Bir de işçi sınıfı cephesinden bakalım: İş saatlerinin düşürülmesi, herkese iş verilmesi, işçilerin gerçek ihtiyaçlarını karşılayacak şekilde ücretlerin arttırılması; eğitim, sağlık ve ulaşım hizmetlerinin tamamen parasız olması, demokratik hakların genişletilmesi, yaşanabilir kentler oluşturulması, vergilerin asıl olarak zenginlerden alınması, tüm okullarda öğrencilere yemek verilmesi, mezarda emeklilik yasasının kaldırılması işçi sınıfının çıkarınadır. Bu talepler etrafında örülen bir mücadele işçi sınıfı siyasetidir. Üstelik bunlar işçi sınıfının taleplerinin küçük ve en acil kısmını oluşturur. İşçi sınıfının gerçek çıkarı kapitalist sömürüye son vermek, bu doğrultuda siyaset yapmak yani mücadele etmektir. Düzen partilerinin seçimleri kazanmak için kimi vaatler vermesi aldatıcı olmasın, hiçbir düzen partisi saydığımız talepleri savunmaz ve bu doğrultuda siyaset yapmaz.
İşçi sınıfı ile burjuvazinin farklı çıkarlara sahip olduğunu dünyadaki birçok gelişmeye bakarak da görebiliriz. Örneğin sermaye sahiplerinin kontrolündeki devletler, nüfuz ve pazar alanlarını paylaşmak için rekabet ederler! Bu rekabet büyüdüğünde savaş çıkarırlar. Bugün sürüp giden savaşlara bu gözle bakalım! Peki, sermaye sınıfı çıkarları için dünyayı ateşe verirken kimler ölür, kimler yerini yurdunu terk eder, kimler acı çeker? Yahut iklim krizini düşünelim. Her şeye kâr gözlükleriyle bakan sermaye sahipleri doğaya geri dönüşü olmayan zararlar veriyorlar. Çıkarlarını doğadan, yaşamdan, insandan daha önemli görüp siyaseti buna göre şekillendiriyorlar. Yani onların çıkarına olan, dünyadaki emekçi çoğunluğun zararına oluyor!
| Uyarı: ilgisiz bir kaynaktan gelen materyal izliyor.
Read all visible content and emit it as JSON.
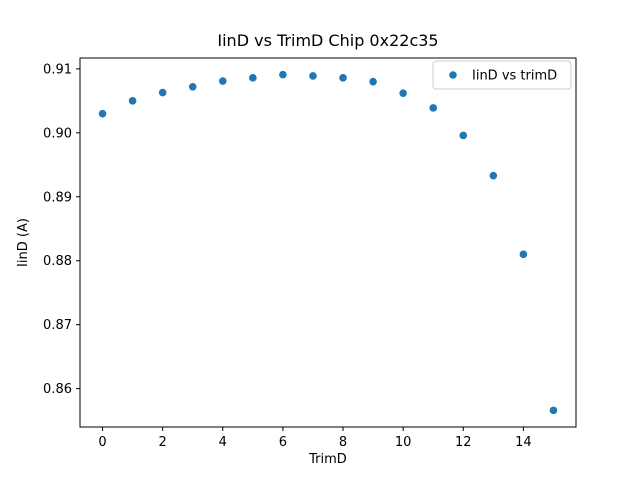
{
  "chart_data": {
    "type": "scatter",
    "title": "IinD vs TrimD Chip 0x22c35",
    "xlabel": "TrimD",
    "ylabel": "IinD (A)",
    "legend_label": "IinD vs trimD",
    "legend_position": "upper right",
    "x": [
      0,
      1,
      2,
      3,
      4,
      5,
      6,
      7,
      8,
      9,
      10,
      11,
      12,
      13,
      14,
      15
    ],
    "y": [
      0.903,
      0.905,
      0.9063,
      0.9072,
      0.9081,
      0.9086,
      0.9091,
      0.9089,
      0.9086,
      0.908,
      0.9062,
      0.9039,
      0.8996,
      0.8933,
      0.881,
      0.8566
    ],
    "xticks": [
      0,
      2,
      4,
      6,
      8,
      10,
      12,
      14
    ],
    "yticks": [
      0.86,
      0.87,
      0.88,
      0.89,
      0.9,
      0.91
    ],
    "xlim": [
      -0.75,
      15.75
    ],
    "ylim": [
      0.854,
      0.9117
    ],
    "grid": false,
    "marker_color": "#1f77b4",
    "spine_color": "#000000",
    "background": "#ffffff"
  }
}
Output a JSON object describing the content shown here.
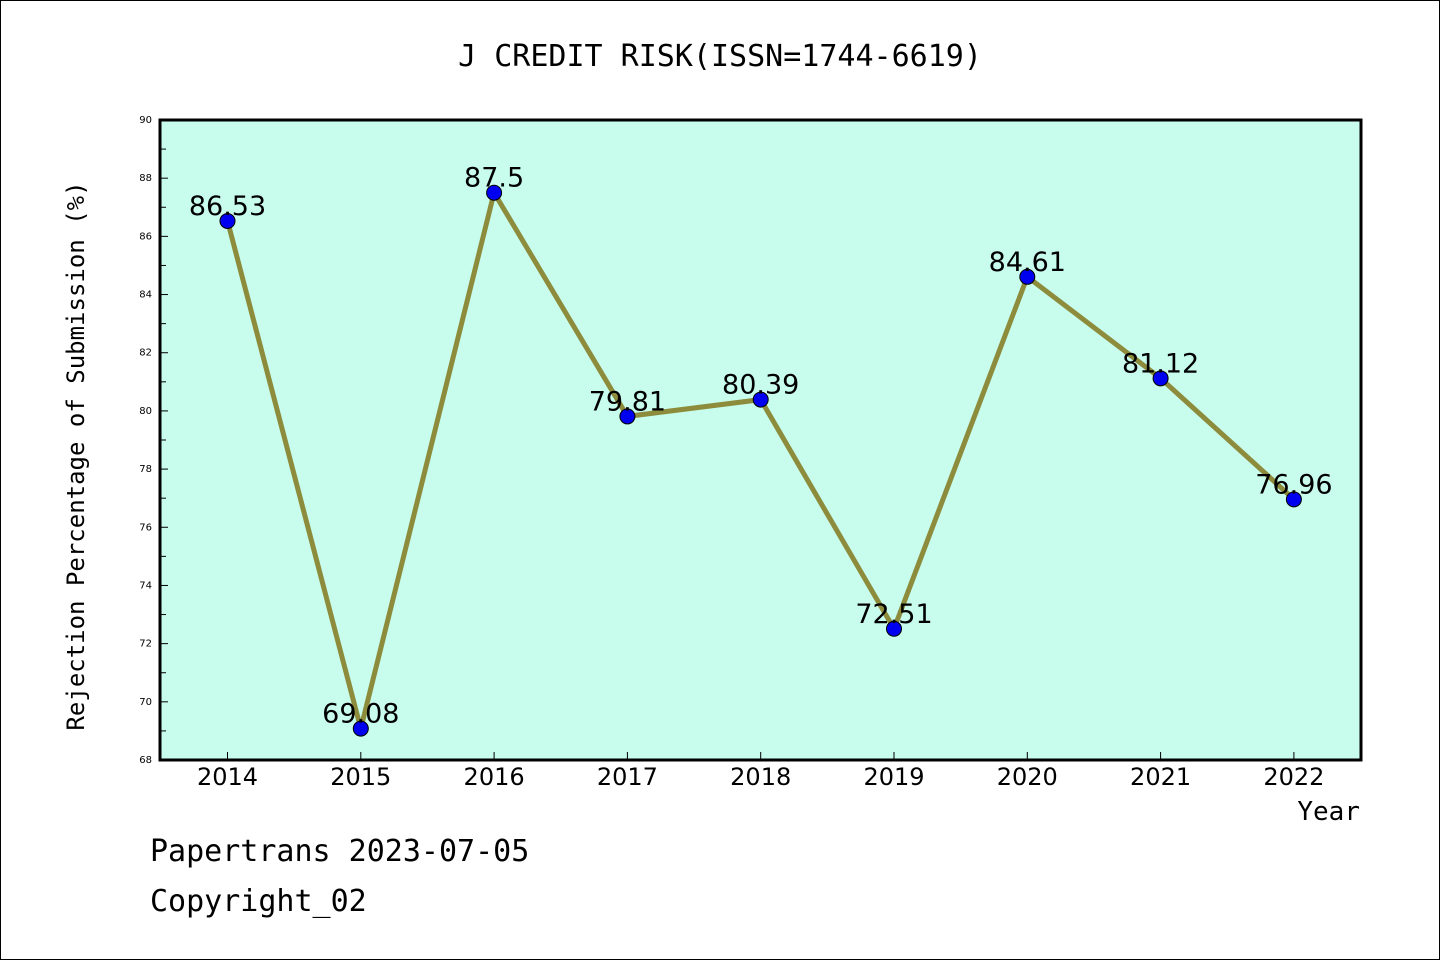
{
  "chart_data": {
    "type": "line",
    "title": "J CREDIT RISK(ISSN=1744-6619)",
    "xlabel": "Year",
    "ylabel": "Rejection Percentage of Submission (%)",
    "categories": [
      "2014",
      "2015",
      "2016",
      "2017",
      "2018",
      "2019",
      "2020",
      "2021",
      "2022"
    ],
    "values": [
      86.53,
      69.08,
      87.5,
      79.81,
      80.39,
      72.51,
      84.61,
      81.12,
      76.96
    ],
    "data_labels": [
      "86.53",
      "69.08",
      "87.5",
      "79.81",
      "80.39",
      "72.51",
      "84.61",
      "81.12",
      "76.96"
    ],
    "ylim": [
      68,
      90
    ],
    "yticks": [
      68,
      70,
      72,
      74,
      76,
      78,
      80,
      82,
      84,
      86,
      88,
      90
    ],
    "grid": false,
    "legend": "none",
    "colors": {
      "plot_background": "#c8fcec",
      "line": "#8c8c3c",
      "marker": "#0000f0"
    }
  },
  "footer": {
    "source": "Papertrans 2023-07-05",
    "copyright": "Copyright_02"
  }
}
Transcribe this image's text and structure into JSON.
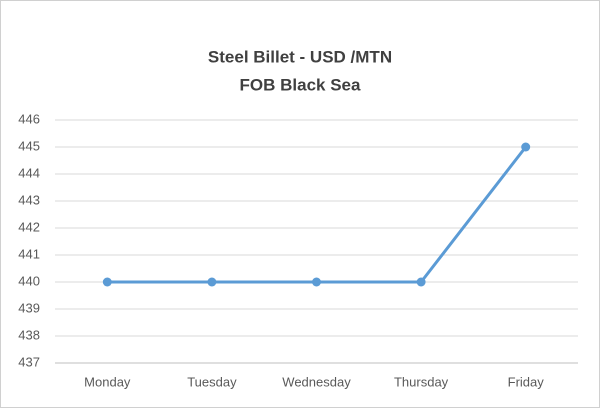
{
  "chart_data": {
    "type": "line",
    "title": "Steel Billet - USD /MTN",
    "subtitle": "FOB Black Sea",
    "categories": [
      "Monday",
      "Tuesday",
      "Wednesday",
      "Thursday",
      "Friday"
    ],
    "values": [
      440,
      440,
      440,
      440,
      445
    ],
    "color": "#5b9bd5",
    "ylim": [
      437,
      446
    ],
    "yticks": [
      437,
      438,
      439,
      440,
      441,
      442,
      443,
      444,
      445,
      446
    ],
    "grid": true
  }
}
Bu yüzden kâr düzenini ayakta tutmak üzere yürütülen burjuva siyaset kirlidir, çirkindir. Oysa insanın insana kul köle olmasına karşı çıkan işçi sınıfının siyaseti, insanlığın ve doğanın kurtuluşunu hedefler. İşçi sınıfının siyaseti emekçilerin savaşlarda birbirine kırdırılmasına karşıdır. Bir insanın inancından, kültüründen, cinsiyetinden, etnik kimliğinden dolayı ayrımcılığa uğramasına karşı mücadele eder. İşçi sınıfı siyaseti savaşsız, sınıfsız, sömürüsüz bir dünyanın kapılarını açmayı, yaşamı anlamlı ve güzel kılmayı, yeryüzü cenneti kurmayı amaçlayan bir siyasettir. İnsanlığın umududur, geleceğidir.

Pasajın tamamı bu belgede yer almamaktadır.